Major league baseball hadn’t gone farther west than St. Louis. The Titanic had yet to sail and sink. World War I was still two and a half years away.
And in Longmont, Colorado, a community of roughly 4,300 people, the power poles were beginning to rise.
This month marks the 110th anniversary of Longmont providing its own electricity. It’s a moment that almost snuck by this year. Maybe that’s understandable – after all, reliable and affordable public power has been a fact of life here for a very long time.
But it’s worth acknowledging. After all, we’re here because people like you cared.
There’s a whole history of how we came to be, but the quick version is simple: it took a fight. Longmont homes and businesses hated the service they were getting from the Northern Colorado Power Company – service so limited that electric lights could only be operated between 6 p.m. and 8 p.m. each day. Many said they would rather go back to kerosene than stay with Northern.
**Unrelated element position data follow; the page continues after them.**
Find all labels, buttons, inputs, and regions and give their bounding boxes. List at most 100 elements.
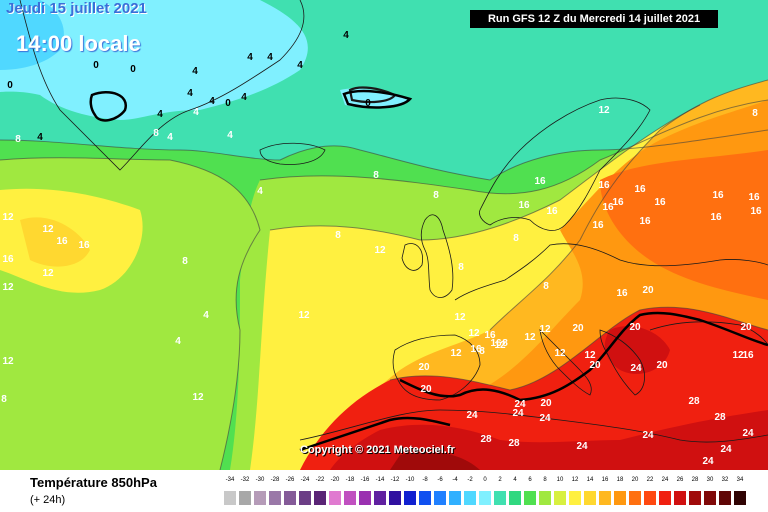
- scale-tick: -18: [345, 477, 355, 483]
- scale-tick: 6: [528, 477, 532, 483]
- isotherm-label: 4: [241, 92, 247, 103]
- scale-tick: -22: [315, 477, 325, 483]
- isotherm-label: 12: [468, 328, 480, 339]
- scale-swatch: [569, 491, 581, 505]
- isotherm-label: 4: [297, 60, 303, 71]
- scale-swatch: [494, 491, 506, 505]
- scale-tick: -20: [330, 477, 340, 483]
- scale-tick: 10: [556, 477, 564, 483]
- run-banner: Run GFS 12 Z du Mercredi 14 juillet 2021: [470, 10, 718, 28]
- isotherm-label: 16: [742, 350, 754, 361]
- isotherm-label: 0: [130, 64, 136, 75]
- isotherm-label: 12: [554, 348, 566, 359]
- isotherm-label: 12: [584, 350, 596, 361]
- isotherm-label: 12: [494, 340, 506, 351]
- scale-tick: 20: [631, 477, 639, 483]
- isotherm-label: 20: [420, 384, 432, 395]
- isotherm-label: 4: [193, 107, 199, 118]
- isotherm-label: 12: [524, 332, 536, 343]
- scale-swatch: [524, 491, 536, 505]
- isotherms: [0, 79, 768, 470]
- scale-swatch: [629, 491, 641, 505]
- color-scale: -34 -32 -30 -28 -26 -24 -22 -20 -18 -16 -14 -12 -10-…: [224, 477, 752, 511]
- isotherm-label: 20: [656, 360, 668, 371]
- isotherm-label: 8: [513, 233, 519, 244]
- isotherm-label: 8: [543, 281, 549, 292]
- isotherm-label: 8: [479, 346, 485, 357]
- scale-swatch: [344, 491, 356, 505]
- isotherm-label: 20: [540, 398, 552, 409]
- scale-swatch: [299, 491, 311, 505]
- isotherm-label: 20: [642, 285, 654, 296]
- scale-swatch: [224, 491, 236, 505]
- isotherm-label: 28: [688, 396, 700, 407]
- scale-swatch: [239, 491, 251, 505]
- isotherm-label: 4: [157, 109, 163, 120]
- isotherm-label: 16: [546, 206, 558, 217]
- isotherm-label: 12: [374, 245, 386, 256]
- isotherm-label: 16: [56, 236, 68, 247]
- scale-tick: -4: [452, 477, 458, 483]
- scale-swatch: [404, 491, 416, 505]
- isotherm-label: 20: [740, 322, 752, 333]
- twenty-contour: [399, 311, 768, 402]
- field-red-greece: [604, 326, 670, 374]
- scale-tick: -6: [437, 477, 443, 483]
- isotherm-label: 16: [592, 220, 604, 231]
- scale-swatch: [329, 491, 341, 505]
- scale-tick: -16: [360, 477, 370, 483]
- isotherm-label: 8: [182, 256, 188, 267]
- isotherm-label: 28: [714, 412, 726, 423]
- scale-swatch: [614, 491, 626, 505]
- isotherm-label: 12: [192, 392, 204, 403]
- scale-tick: -24: [300, 477, 310, 483]
- isotherm-label: 16: [634, 184, 646, 195]
- isotherm-label: 0: [225, 98, 231, 109]
- scale-tick: -10: [405, 477, 415, 483]
- isotherm-label: 24: [514, 399, 526, 410]
- isotherm-label: 0: [93, 60, 99, 71]
- isotherm-label: 4: [203, 310, 209, 321]
- isotherm-label: 24: [539, 413, 551, 424]
- isotherm-label: 28: [508, 438, 520, 449]
- isotherm-label: 12: [732, 350, 744, 361]
- field-lightorange-w: [20, 217, 90, 267]
- isotherm-label: 24: [630, 363, 642, 374]
- isotherm-label: 16: [470, 344, 482, 355]
- isotherm-label: 16: [534, 176, 546, 187]
- isotherm-label: 16: [616, 288, 628, 299]
- scale-tick: -14: [375, 477, 385, 483]
- scale-swatch: [689, 491, 701, 505]
- isotherm-label: 8: [373, 170, 379, 181]
- isotherm-label: 16: [750, 206, 762, 217]
- isotherm-label: 12: [598, 105, 610, 116]
- scale-tick: 34: [736, 477, 744, 483]
- scale-tick: 26: [676, 477, 684, 483]
- isotherm-label: 8: [502, 338, 508, 349]
- isotherm-label: 24: [702, 456, 714, 467]
- isotherm-label: 0: [7, 80, 13, 91]
- isotherm-label: 24: [576, 441, 588, 452]
- isotherm-label: 16: [598, 180, 610, 191]
- isotherm-label: 4: [227, 130, 233, 141]
- scale-tick: 12: [571, 477, 579, 483]
- scale-tick: -26: [285, 477, 295, 483]
- isotherm-label: 16: [712, 190, 724, 201]
- scale-tick: 2: [498, 477, 502, 483]
- field-orange-east: [600, 150, 768, 300]
- scale-swatch: [449, 491, 461, 505]
- scale-swatch: [434, 491, 446, 505]
- field-title: Température 850hPa: [30, 475, 157, 490]
- scale-swatch: [464, 491, 476, 505]
- scale-swatch: [419, 491, 431, 505]
- scale-swatch: [584, 491, 596, 505]
- zero-contour-greenland: [89, 91, 127, 122]
- scale-tick: -8: [422, 477, 428, 483]
- isotherm-label: 4: [187, 88, 193, 99]
- isotherm-label: 4: [247, 52, 253, 63]
- isotherm-label: 4: [343, 30, 349, 41]
- isotherm-label: 12: [454, 312, 466, 323]
- isotherm-label: 20: [572, 323, 584, 334]
- local-time: 14:00 locale: [16, 31, 141, 56]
So in 1911, Longmont voted to build its own hydroelectric plant near Lyons and transmission lines. (Yes, even then we were into non-carbon energy!) Northern fought it in court but on March 7, a judge gave Longmont the go-ahead. Within a week, the city hooked up 600 new electric connections.
If the origin story sounds similar to a certain community-owned broadband service that won an election 100 years later, it shouldn’t be surprising. Longmont has evolved a lot over the years, but its residents have always kept an eye on what the community needed to grow and succeed. That’s why we have LPC’s reliable power. And NextLight’s blazing fast internet service. And a spirit that uses both to continually transform this community.
So thank you. Thank you for keeping the spirit of 1912 alive and this community strong.
Then and now, our most precious power source is you.